In den Parallelstellen des Markus- und Lukasevangeliums ist jeweils von einem einzigen von Dämonen Besessenen die Rede. Der Verfasser des Matthäusevangeliums erzählt von zweien. Er hat sein Evangelium für Judenchristen verfasst. Judenchristen gehörten zuerst der jüdischen Religion an und wechselten zum Glauben an Jesus. Im Judenland war es gesetzlich vorgesehen, dass eine Sache von zwei männlichen Zeugen bestätigt werden musste, um Glaubwürdigkeit zu erlangen. Dieser Umstand erklärt, dass der Autor des Matthäusevangeliums zwei Besessene auftreten lässt. Sie bezeugen ihre Befreiung von Schattenmächten.

Was ist passiert im Leben der beiden vom paradiesischen Zustand im Mutterleib bis zum höllischen, teuflischen Zustand in den Grabhöhlen? Was ist alles vorgefallen? Was fehlt ihnen? Worunter leiden sie? Die zwei schreien. Was schreien sie? Im konkreten Fall sieht ihr Schreien oberflächlich nach fürchterlicher, schreckenerregender Wut und Aggression aus. Menschen machen einen Bogen um sie. Wahrscheinlich ist den beiden selbst die Ursache, der Grund ihrer Schreie gar nicht bewusst. Was schreit aus ihnen? Ihre Seele schreit. Ihre Seele ist ein einziger Schrei. Ein einziger Schrei nach Liebe. Es ist unmöglich nur annähernd alles zu beschreiben, was Mangel an Liebe und Fehlen der Liebe in Menschen hervorrufen, auslösen und bewirken kann.

Damals wurde das Verhalten der beiden dämonische Besessenheit bezeichnet. Der Teufel sei in sie gefahren und beherrsche sie. Sie seien ihm völlig ausgeliefert. Er mache sie verrückt, treibe sie in den Wahnsinn und zerstöre ihre Person. Möglicherweise könne ein Exorzist ihnen den Teufel oder die Teufel austreiben. Heute nennt die Psychologie diese Symptome eine schwere seelische Krankheit. Für ihre Behandlung sind Psychotherapeuten und Psychoanalytiker zuständig.
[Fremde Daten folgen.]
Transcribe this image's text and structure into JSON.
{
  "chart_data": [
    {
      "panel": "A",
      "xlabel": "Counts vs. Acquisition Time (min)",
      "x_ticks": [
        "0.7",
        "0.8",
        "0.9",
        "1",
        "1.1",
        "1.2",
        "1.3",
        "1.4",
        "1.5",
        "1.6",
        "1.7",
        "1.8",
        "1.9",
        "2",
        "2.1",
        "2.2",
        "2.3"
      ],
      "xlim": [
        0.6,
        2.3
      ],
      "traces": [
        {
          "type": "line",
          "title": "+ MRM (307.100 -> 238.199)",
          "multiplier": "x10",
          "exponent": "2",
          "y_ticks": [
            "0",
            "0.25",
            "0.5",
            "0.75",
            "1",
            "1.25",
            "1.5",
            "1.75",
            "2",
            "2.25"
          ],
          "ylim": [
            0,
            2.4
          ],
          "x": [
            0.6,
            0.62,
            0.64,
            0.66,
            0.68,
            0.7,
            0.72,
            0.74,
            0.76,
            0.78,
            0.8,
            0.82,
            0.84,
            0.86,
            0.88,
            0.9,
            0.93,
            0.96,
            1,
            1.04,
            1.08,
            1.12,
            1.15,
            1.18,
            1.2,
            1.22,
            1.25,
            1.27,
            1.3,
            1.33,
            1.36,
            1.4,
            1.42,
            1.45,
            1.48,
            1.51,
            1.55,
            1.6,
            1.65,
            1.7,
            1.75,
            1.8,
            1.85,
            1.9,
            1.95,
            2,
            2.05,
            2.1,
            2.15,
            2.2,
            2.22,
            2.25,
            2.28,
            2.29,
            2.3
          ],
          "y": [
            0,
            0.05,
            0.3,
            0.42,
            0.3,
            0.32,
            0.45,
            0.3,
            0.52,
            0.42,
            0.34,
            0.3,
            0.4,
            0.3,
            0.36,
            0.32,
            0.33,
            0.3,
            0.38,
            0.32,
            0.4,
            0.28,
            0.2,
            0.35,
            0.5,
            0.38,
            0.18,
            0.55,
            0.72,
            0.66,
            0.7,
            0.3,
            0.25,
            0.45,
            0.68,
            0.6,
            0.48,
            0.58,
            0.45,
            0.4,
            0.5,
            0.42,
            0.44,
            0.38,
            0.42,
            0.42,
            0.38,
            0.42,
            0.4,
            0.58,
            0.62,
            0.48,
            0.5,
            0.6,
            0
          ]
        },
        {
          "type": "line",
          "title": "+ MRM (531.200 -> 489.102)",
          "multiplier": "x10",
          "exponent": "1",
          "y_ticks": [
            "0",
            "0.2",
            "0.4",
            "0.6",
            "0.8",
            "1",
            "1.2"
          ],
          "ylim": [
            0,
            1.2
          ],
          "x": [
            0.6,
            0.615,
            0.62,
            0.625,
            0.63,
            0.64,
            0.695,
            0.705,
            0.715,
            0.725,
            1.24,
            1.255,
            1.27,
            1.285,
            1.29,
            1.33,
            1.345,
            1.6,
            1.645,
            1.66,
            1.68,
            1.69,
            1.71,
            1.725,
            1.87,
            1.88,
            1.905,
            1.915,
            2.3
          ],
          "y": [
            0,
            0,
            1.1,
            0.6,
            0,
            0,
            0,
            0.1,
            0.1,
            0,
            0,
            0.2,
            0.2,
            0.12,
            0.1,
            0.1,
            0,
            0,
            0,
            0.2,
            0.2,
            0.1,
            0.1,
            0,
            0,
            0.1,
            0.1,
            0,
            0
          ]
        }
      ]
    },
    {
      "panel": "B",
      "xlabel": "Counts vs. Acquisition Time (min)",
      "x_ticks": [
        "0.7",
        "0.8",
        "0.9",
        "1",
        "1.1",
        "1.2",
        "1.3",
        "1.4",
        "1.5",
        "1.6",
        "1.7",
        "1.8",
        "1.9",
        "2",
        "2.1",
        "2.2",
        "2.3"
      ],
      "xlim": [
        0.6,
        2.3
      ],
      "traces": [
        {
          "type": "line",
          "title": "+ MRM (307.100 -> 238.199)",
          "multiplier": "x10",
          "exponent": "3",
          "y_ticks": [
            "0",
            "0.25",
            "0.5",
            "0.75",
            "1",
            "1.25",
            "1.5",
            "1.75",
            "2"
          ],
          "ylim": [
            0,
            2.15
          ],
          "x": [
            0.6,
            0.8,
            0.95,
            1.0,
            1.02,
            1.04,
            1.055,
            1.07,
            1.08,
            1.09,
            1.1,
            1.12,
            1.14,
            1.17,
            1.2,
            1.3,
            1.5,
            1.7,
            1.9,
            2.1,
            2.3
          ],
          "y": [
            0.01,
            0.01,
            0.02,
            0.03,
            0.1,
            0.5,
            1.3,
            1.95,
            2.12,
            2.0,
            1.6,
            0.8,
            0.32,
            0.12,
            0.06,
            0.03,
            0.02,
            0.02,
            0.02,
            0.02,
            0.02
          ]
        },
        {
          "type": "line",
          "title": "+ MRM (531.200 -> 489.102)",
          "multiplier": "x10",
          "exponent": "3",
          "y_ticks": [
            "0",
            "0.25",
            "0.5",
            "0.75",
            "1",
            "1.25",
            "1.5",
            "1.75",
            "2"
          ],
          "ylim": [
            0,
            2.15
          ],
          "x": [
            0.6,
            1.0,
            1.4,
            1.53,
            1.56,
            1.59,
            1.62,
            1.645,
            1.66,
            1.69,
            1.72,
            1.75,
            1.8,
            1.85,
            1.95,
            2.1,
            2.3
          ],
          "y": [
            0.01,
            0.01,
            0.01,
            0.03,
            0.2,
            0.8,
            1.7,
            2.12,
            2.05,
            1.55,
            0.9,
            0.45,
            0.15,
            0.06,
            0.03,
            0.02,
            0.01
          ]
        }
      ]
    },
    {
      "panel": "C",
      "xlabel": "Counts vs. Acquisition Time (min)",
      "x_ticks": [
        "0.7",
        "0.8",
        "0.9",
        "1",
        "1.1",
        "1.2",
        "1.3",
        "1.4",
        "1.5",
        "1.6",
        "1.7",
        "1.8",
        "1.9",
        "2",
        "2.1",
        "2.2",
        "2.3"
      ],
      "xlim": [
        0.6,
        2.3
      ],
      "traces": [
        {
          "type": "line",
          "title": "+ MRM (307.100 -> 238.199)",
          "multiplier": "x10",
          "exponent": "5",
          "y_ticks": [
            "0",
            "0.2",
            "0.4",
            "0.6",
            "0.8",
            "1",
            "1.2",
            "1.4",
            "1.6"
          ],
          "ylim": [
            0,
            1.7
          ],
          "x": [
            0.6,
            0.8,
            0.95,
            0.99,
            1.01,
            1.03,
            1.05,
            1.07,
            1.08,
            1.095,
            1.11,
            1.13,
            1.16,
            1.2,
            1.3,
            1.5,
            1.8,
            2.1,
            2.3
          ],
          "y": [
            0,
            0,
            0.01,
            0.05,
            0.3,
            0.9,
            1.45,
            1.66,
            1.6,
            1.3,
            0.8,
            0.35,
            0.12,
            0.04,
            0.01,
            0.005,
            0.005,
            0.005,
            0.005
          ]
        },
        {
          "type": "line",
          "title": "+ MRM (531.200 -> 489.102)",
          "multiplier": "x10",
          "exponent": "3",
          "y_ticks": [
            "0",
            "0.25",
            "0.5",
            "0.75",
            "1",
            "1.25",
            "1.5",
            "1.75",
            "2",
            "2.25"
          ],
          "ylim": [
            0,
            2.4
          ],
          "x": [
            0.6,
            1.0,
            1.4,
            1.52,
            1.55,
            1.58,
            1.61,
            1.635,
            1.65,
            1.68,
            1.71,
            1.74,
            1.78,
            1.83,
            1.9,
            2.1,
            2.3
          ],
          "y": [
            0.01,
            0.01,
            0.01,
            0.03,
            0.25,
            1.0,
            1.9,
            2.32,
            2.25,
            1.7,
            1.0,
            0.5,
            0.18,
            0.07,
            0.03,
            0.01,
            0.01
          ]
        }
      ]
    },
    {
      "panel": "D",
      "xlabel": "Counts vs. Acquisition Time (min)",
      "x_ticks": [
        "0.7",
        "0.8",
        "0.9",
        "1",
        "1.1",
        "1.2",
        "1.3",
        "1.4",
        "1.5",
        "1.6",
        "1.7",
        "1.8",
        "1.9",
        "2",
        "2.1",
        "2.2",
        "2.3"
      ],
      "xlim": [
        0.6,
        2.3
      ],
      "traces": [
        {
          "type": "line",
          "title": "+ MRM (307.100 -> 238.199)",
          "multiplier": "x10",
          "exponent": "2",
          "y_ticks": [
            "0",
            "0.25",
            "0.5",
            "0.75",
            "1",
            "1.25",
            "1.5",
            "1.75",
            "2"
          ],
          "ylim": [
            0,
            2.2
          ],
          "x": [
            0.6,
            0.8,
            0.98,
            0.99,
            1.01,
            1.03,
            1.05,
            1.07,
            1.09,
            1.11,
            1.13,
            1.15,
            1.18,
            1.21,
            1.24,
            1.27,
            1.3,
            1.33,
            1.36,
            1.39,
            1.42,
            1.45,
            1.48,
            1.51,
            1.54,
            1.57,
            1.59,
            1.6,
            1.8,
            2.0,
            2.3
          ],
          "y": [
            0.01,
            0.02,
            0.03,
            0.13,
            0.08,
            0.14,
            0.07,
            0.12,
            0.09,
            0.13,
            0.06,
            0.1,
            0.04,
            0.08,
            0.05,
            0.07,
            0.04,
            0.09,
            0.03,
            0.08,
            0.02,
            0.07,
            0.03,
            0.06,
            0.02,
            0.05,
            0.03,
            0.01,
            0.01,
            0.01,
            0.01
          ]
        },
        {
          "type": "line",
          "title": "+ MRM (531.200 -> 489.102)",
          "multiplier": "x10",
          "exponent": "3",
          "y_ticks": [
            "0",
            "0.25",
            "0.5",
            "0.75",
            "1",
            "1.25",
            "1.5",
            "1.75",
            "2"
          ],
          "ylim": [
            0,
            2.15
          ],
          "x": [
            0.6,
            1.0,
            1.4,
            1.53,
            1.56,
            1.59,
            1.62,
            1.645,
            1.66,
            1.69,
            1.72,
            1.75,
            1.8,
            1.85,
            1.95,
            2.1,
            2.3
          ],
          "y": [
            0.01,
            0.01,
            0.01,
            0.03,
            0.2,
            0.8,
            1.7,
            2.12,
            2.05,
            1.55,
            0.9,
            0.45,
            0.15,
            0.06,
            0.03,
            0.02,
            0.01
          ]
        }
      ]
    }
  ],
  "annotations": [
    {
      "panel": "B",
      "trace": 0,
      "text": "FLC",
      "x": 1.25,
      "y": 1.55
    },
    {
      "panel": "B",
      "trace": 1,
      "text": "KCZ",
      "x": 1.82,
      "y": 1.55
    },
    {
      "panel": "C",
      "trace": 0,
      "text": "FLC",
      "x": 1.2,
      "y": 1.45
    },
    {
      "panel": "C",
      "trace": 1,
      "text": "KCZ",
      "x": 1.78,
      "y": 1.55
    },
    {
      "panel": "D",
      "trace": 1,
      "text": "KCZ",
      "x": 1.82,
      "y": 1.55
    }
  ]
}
Der letzte Teil dieser Begebenheit in Gadara klingt ganz nach Magie in der Art eines Teufelsmärchens oder einer Teufelssage. Ein Stärkerer weist die Dämonen in Schranken, treibt sie aus den beiden Menschen aus und lässt sie in eine Schweineherde fahren, die sich in der Folge in den See stürzt und ertrinkt. Das ist bildhafte Ausschmückung. Real hat sich dieser Vorfall so nicht abgespielt.

Die Evangelien weisen Jesus von Nazareth aus als Stärkeren über alle lebensverneinenden, zerstörerischen, destruktiven 'Mächte'. Jesus ist weder Exorzist noch Psychotherapeut noch Psychoanalytiker. Jesus ist die Mensch gewordene Liebe, Güte, Barmherzigkeit, Empathie, Sanftmut Gottes. Sie ist stärker als alles, sie ist allmächtig. Sie hat unendliche Strahlkraft, sie hat grenzenlose Heilkraft. Bei Jesus finden alle Schreie und alle Sehnsüchte nach Liebe ein gutes Ende.